A general non-functional requirement of all components is that precision is to be valued over recall. True-negatives have a less damaging effect on perception than false-positives.
The overall methodology is to follow an iterative development methodology with fixed-time development periods of 4 weeks each (apart from the first cycle). We will aim to get something integrated and working in the first cycle and then to improve on different areas of the functionality in the remaining 6. The schedule for each cycle will be decided by the whole team a fortnight ahead of it's start, to assess any prerequisite work that needs doing.
In cycle 1, the system integrated PDFBox and Oscar3 to produce standoff annotations from PDF theses, and then transformed these (using XSLT) into RDF/XML. A corpus of 60-70 PDF theses was collected in a subversion repository.

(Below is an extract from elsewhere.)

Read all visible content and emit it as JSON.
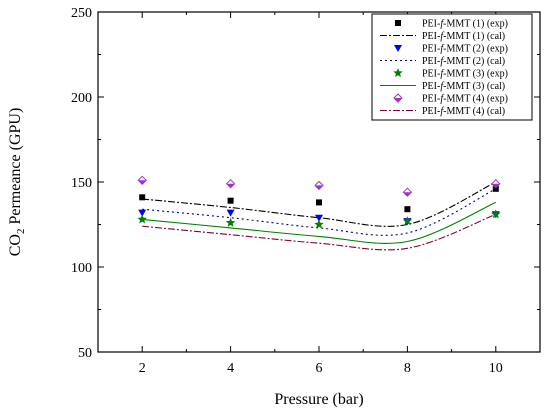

Cycle 2 looked at issues that arose around parsing of PDF files - a set of filters were developed to avoid these problems. A short list of 10 theses to analyze in more depth was drawn up. Early potential problems in Oscar3 output were identified (particularly misrecognition of proper name initials as chemical elements).
Whole thesis corpus will be classified according to subject area, using some predefined upper ontology of chemistry (prob. from the RSC). A decision was made not to deal with OCR'd documents. The short list will be updated with these two things in mind.
A recent branch of Oscar3 that includes confidence scores in the standoff annotation file will be integrated into the document processing program.
The thesis short list will be analyzed for structure; taking account of what sections are a) prose with chemistry b) data c) metadata rich text d) not useful to us ;-)
An automated document structure analysis program will be started, by attempting to parse tables of contents.